His eyes prickled as he read Leander Wyvern’s final words, feeling them resonate powerfully within the depths of his own heart.
I am the last.
Chapter 19
“Are you ready to go?” asked Alex as he sat down opposite Jari and Natalie in the mess hall, taking a small bite out of a rosy apple.
“What?” Natalie replied
sleepily, looking up from her plate of congealed lunch. Her eyes, so dark brown in color they were almost black, were bloodshot, and the bruised-looking bags had reappeared beneath them.
“Are you ready to go to the cellar? We’ve only got about forty-five minutes,” clarified Alex, checking the clock on the wall.

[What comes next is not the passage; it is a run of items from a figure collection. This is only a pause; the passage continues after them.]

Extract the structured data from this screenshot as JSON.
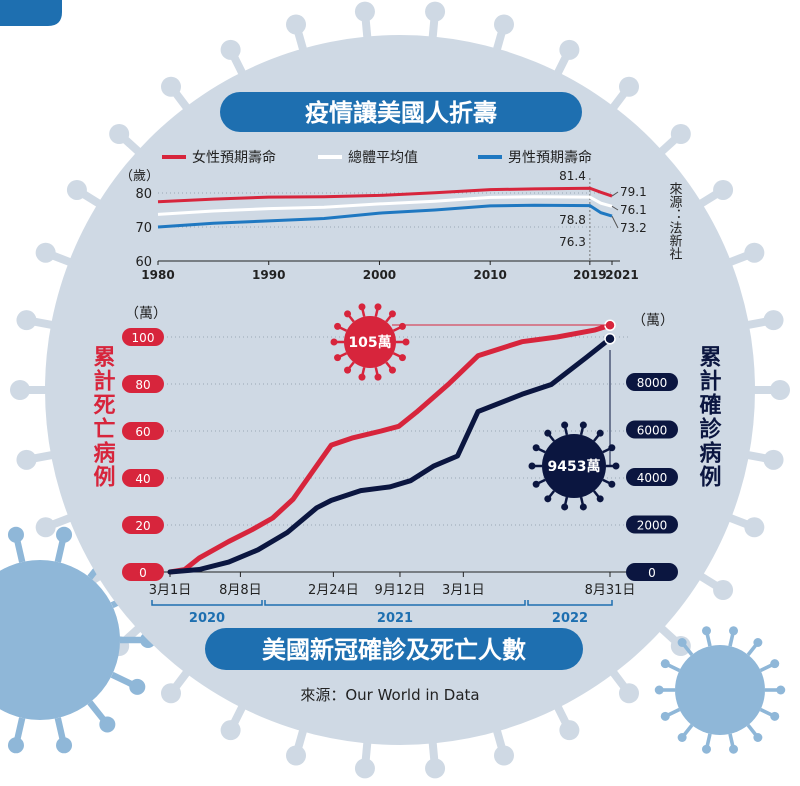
{
  "top_title": "疫情讓美國人折壽",
  "bottom_title": "美國新冠確診及死亡人數",
  "bottom_source": "來源：Our World in Data",
  "colors": {
    "red": "#d7253c",
    "navy": "#0b1640",
    "blue": "#1f78c1",
    "bg_circle": "#cfd9e4",
    "virus": "#b3cde2",
    "title_bg": "#1e6fb0"
  },
  "chart_data": [
    {
      "type": "line",
      "title": "疫情讓美國人折壽",
      "ylabel": "（歲）",
      "source": "來源：法新社",
      "xlim": [
        1980,
        2021
      ],
      "ylim": [
        60,
        85
      ],
      "x_ticks": [
        "1980",
        "1990",
        "2000",
        "2010",
        "2019",
        "2021"
      ],
      "y_ticks": [
        "80",
        "70",
        "60"
      ],
      "series": [
        {
          "name": "女性預期壽命",
          "color": "#d7253c",
          "x": [
            1980,
            1985,
            1990,
            1995,
            2000,
            2005,
            2010,
            2014,
            2019,
            2020,
            2021
          ],
          "y": [
            77.4,
            78.2,
            78.8,
            78.9,
            79.3,
            80.1,
            81.0,
            81.2,
            81.4,
            80.2,
            79.1
          ],
          "labels": {
            "2019": "81.4",
            "2021": "79.1"
          }
        },
        {
          "name": "總體平均值",
          "color": "#ffffff",
          "x": [
            1980,
            1985,
            1990,
            1995,
            2000,
            2005,
            2010,
            2014,
            2019,
            2020,
            2021
          ],
          "y": [
            73.7,
            74.7,
            75.4,
            75.8,
            76.8,
            77.6,
            78.7,
            78.9,
            78.8,
            77.0,
            76.1
          ],
          "labels": {
            "2019": "78.8",
            "2021": "76.1"
          }
        },
        {
          "name": "男性預期壽命",
          "color": "#1f78c1",
          "x": [
            1980,
            1985,
            1990,
            1995,
            2000,
            2005,
            2010,
            2014,
            2019,
            2020,
            2021
          ],
          "y": [
            70.0,
            71.1,
            71.8,
            72.5,
            74.1,
            75.0,
            76.2,
            76.4,
            76.3,
            74.2,
            73.2
          ],
          "labels": {
            "2019": "76.3",
            "2021": "73.2"
          }
        }
      ]
    },
    {
      "type": "line",
      "title": "美國新冠確診及死亡人數",
      "left_unit": "（萬）",
      "right_unit": "（萬）",
      "left_axis_label": "累計死亡病例",
      "right_axis_label": "累計確診病例",
      "left_ylim": [
        0,
        100
      ],
      "right_ylim": [
        0,
        8000
      ],
      "left_ticks": [
        "100",
        "80",
        "60",
        "40",
        "20",
        "0"
      ],
      "right_ticks": [
        "8000",
        "6000",
        "4000",
        "2000",
        "0"
      ],
      "x_tick_labels": [
        "3月1日",
        "8月8日",
        "2月24日",
        "9月12日",
        "3月1日",
        "8月31日"
      ],
      "x_tick_t": [
        0,
        0.24,
        0.557,
        0.784,
        1.0,
        1.5
      ],
      "year_labels": [
        "2020",
        "2021",
        "2022"
      ],
      "series": [
        {
          "name": "累計死亡病例",
          "axis": "left",
          "color": "#d7253c",
          "t": [
            0,
            0.05,
            0.1,
            0.2,
            0.28,
            0.35,
            0.42,
            0.55,
            0.62,
            0.72,
            0.78,
            0.84,
            0.95,
            1.05,
            1.2,
            1.32,
            1.45,
            1.5
          ],
          "values": [
            0,
            1,
            6,
            13,
            18,
            23,
            31,
            54,
            57,
            60,
            62,
            68,
            80,
            92,
            98,
            100,
            103,
            105
          ],
          "end_label": "105萬"
        },
        {
          "name": "累計確診病例",
          "axis": "right",
          "color": "#0b1640",
          "t": [
            0,
            0.1,
            0.2,
            0.3,
            0.4,
            0.5,
            0.55,
            0.65,
            0.75,
            0.82,
            0.9,
            0.98,
            1.05,
            1.2,
            1.3,
            1.42,
            1.5
          ],
          "values": [
            0,
            100,
            400,
            900,
            1600,
            2600,
            2900,
            3300,
            3450,
            3700,
            4300,
            4700,
            6500,
            7200,
            7600,
            8700,
            9453
          ],
          "end_label": "9453萬"
        }
      ]
    }
  ]
}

Natalie shook her head. “I am sorry, Alex, but I cannot go today. I have a session arranged at half past with Professor Renmark.” She stifled a yawn as she pushed the remains of a mushroom through the gelatinous mass of cream sauce with the prongs of her fork.
“But we said we’d meet today,” said Alex, crestfallen.
“I’m sorry, Alex,” repeated Natalie, her brow furrowed in apology.
“Can’t you just brush Renmark off for once?” Alex tried a different tactic, trying to keep the annoyance from creeping into his voice. “You’ve been spending too much time on these extracurricular things, Natalie. You’re exhausted. Come on, just take some time off and come with us to the cellar. You don’t have to spar or anything, just sit with us for a while.” His gaze fixed on Natalie’s so she might see the concern that lay there.
“I’m sorry, but I cannot go today. I really cannot.” She sighed wearily. Alex knew she had seen the look of worry in his eyes and heard the troubled note in his words, because she would not look him directly in the eye. Her shifty gaze only added to his concern. It was as if another curse had settled over her, except Alex could not feel the physical presence of a coiled snake gripping her insides as he had the last time; it was a far subtler affliction than that. It was hunger. Not the gnawing hunger of an empty stomach, but something far more sinister—he could see it in her vacant stare and agitated manner.
“Yeah, I can’t either. Sorry, man,” added Jari guiltily.